How much does using BigQuery AI functions cost?
BigQuery AI functions incur charges in Vertex AI for each API call. Costs depend on the Gemini model pricing and number of rows processed. Track costs in the Vertex AI console at https://console.cloud.google.com/vertex-ai. Optimize costs by filtering data before applying AI functions and using materialized views.
What's the difference between AI.SCORE and AI.IF?
AI.SCORE returns a FLOAT64 numeric score for ranking items (use with ORDER BY), while AI.IF returns a BOOL (TRUE/FALSE) for filtering rows (use in WHERE clauses). Use AI.SCORE when you need top N items ranked by quality. Use AI.IF when filtering by conditions described in natural language.
Can BigQuery AI functions analyze images and audio?
Yes. All three functions (AI.CLASSIFY, AI.SCORE, AI.IF) work on images and audio files stored in Cloud Storage. Use the OBJ.GET_ACCESS_URL function with ObjectRef values to pass multimodal content. Supported formats include PNG, JPG, MP3, and others listed in the Gemini API documentation.
Do I need to train models to use BigQuery AI functions?
No. BigQuery AI functions use pre-trained Vertex AI Gemini models. No model training, fine-tuning, or ML pipeline setup is required. You only need a Vertex AI connection with proper IAM permissions (Vertex AI User role).
Which regions support BigQuery AI functions?
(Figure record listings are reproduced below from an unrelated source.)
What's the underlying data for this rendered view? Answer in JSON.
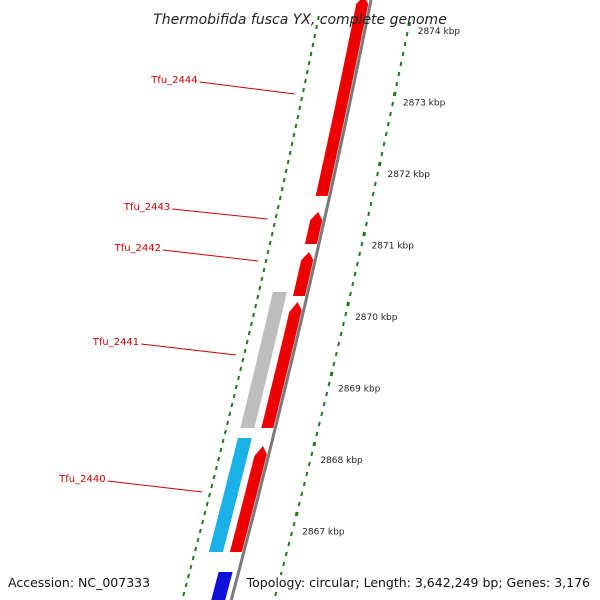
{
  "title": "Thermobifida fusca YX, complete genome",
  "accession": "Accession: NC_007333",
  "topology": "Topology: circular; Length: 3,642,249 bp; Genes: 3,176",
  "colors": {
    "forward_gene": "#ee0000",
    "reverse_gene": "#bdbdbd",
    "cyan_feature": "#1ab0e8",
    "blue_feature": "#1010dd",
    "tick": "#1a7a1a",
    "label": "#cc0000",
    "backbone": "#7a7a7a"
  },
  "scale_ticks": [
    "2874 kbp",
    "2873 kbp",
    "2872 kbp",
    "2871 kbp",
    "2870 kbp",
    "2869 kbp",
    "2868 kbp",
    "2867 kbp"
  ],
  "gene_labels": [
    "Tfu_2444",
    "Tfu_2443",
    "Tfu_2442",
    "Tfu_2441",
    "Tfu_2440"
  ]
}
BigQuery AI functions work in all regions that support Gemini models, plus US and EU multi-regions. Check current regional availability at https://cloud.google.com/vertex-ai/generative-ai/docs/learn/locations
How do I set up BigQuery AI functions?
Create a Vertex AI connection in BigQuery, grant the Vertex AI User IAM role to the connection's service account, then reference the connection in your queries using connection_id => 'us.your_connection'. Full setup documentation: https://cloud.google.com/bigquery/docs/create-cloud-resource-connection
Are BigQuery AI functions deterministic?
No. Since they use large language models, the same input may produce different outputs across runs. Failed API calls return NULL. For deterministic results, use traditional SQL WHERE clauses and CASE statements.